Hostels and other disasters
It takes a bit for me getting used to these hostel stories. Yesterday evening I was out and about in the city and watched the soccer game. Afterwards I went back to the hostel and wanted to deposit my bag with the writing utensils in the room. I walk in and all the men are already lying in their bunks like half-dead flies. It is not even ten o’clock yet. And that in Italy, where night turns into day. I really dont get it…
A tough regime
So I went down to the kitchen again and talked a little with the hostel warden. Maurizio comes from the Lake Maggiore region, and every year he helps out for two to three weeks in a hostel as a volunteer. Unpaid, of course. He tells a few anecdotes from his pilgrimage life. Afterwards I try to retire, for better or worse. Because at eleven I have really had it. Strangely enough I sleep relatively well, but, unfortunately, not for long. Already shortly before five o’clock it rumbles beside me. The first pilgrim is already getting ready for the day. It‘s like that for the next two hours. They can’t even be quiet and babble all the time. When everyone is outside at half past six, I can finally sleep. But then Maurizio stormes in with his wake-up call. At eight everyone must have left the sacred sleeping quarters. But that’s not for another hour.
There are cheapskates everywhere
Then I’m off. Wonderful to be out so early…. After two hours I catch up with one of my fellow pilgrims from the hostel and walk a little while with him. I’d rather not mention his name. He is happy. Proudly he explains to me that he only paid five euros for last night. My spit gets stuck in my throat. Unbelievable. He stayed overnight, had breakfast, ate and drank at dinner the day before and gave a measly five euros as a voluntary donation. He has set himself the goal of not consuming more than 20 euros a day – he bet a fellow pilgrim that he could do it. Since he never stops anywhere along the way, the money is planned for sleeping and eating. So since yesterday he has 15 euros in reserve again. He does not give the impression that he has no money. His equipment consists only of expensive parts, which cost much more than mine. And I am not barefoot either.

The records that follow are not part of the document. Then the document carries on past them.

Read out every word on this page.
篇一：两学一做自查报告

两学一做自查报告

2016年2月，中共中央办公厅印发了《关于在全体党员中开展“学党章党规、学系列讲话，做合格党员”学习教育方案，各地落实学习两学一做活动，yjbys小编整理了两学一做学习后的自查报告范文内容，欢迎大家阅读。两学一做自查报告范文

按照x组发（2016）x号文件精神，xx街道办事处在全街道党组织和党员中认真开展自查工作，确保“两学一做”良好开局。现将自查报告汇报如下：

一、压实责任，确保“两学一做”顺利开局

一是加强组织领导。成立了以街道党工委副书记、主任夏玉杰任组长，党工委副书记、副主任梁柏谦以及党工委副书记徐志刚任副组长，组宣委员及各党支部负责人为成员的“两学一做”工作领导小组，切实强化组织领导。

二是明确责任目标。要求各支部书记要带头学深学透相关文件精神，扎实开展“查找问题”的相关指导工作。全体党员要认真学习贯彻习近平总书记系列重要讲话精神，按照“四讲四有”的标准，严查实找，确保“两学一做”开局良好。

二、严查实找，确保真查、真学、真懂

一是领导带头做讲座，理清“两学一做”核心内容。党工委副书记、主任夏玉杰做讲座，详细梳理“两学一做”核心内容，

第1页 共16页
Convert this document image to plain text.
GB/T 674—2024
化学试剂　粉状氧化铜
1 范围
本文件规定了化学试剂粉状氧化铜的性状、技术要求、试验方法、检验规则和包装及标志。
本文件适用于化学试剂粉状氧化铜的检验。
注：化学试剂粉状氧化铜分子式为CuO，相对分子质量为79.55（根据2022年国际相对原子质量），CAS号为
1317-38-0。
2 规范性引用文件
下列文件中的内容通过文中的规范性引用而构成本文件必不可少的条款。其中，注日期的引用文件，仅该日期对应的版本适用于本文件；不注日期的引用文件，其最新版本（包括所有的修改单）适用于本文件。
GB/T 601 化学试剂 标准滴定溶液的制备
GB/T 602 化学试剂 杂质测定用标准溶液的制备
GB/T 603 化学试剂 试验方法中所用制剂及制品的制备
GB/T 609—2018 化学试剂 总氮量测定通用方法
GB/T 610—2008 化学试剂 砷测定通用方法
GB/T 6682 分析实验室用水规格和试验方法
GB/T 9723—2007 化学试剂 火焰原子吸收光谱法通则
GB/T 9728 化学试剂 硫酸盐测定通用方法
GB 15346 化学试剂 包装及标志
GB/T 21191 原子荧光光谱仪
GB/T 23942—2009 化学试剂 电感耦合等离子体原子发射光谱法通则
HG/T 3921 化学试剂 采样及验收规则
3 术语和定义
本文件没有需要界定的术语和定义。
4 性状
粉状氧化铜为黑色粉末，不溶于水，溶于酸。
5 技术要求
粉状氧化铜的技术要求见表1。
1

The road is long and winding
After so much „cheapskateness“ I am fed up, say goodbye and pick up speed. Since I am on the way so early, I walk a longer distance to Mortara today, straight through the rice fields. The air is humid and the sun burns down. It is up to 37 degrees . I am soaking wet from sweating. But rather wet from sweating than from rain. After about 30 kilometers and a little more than five hours I arrive in the pretty little town. The Albergo is centrally located, costs 30 Euros, breakfast included, and has a TV. The owners are very friendly and have no problem if I don’t clear my nest for this night until around noon. Great. Mille Grazie. Long live the Italian Albergi!
(Note to paragraph three: The hostels on the Via Francigena usually work according to the following guidelines. Some require a fixed contribution. Then there are those on a donation basis, some with a minimum donation fee and others on an entirely voluntary basis. Yesterday’s hostel was based on voluntariness.)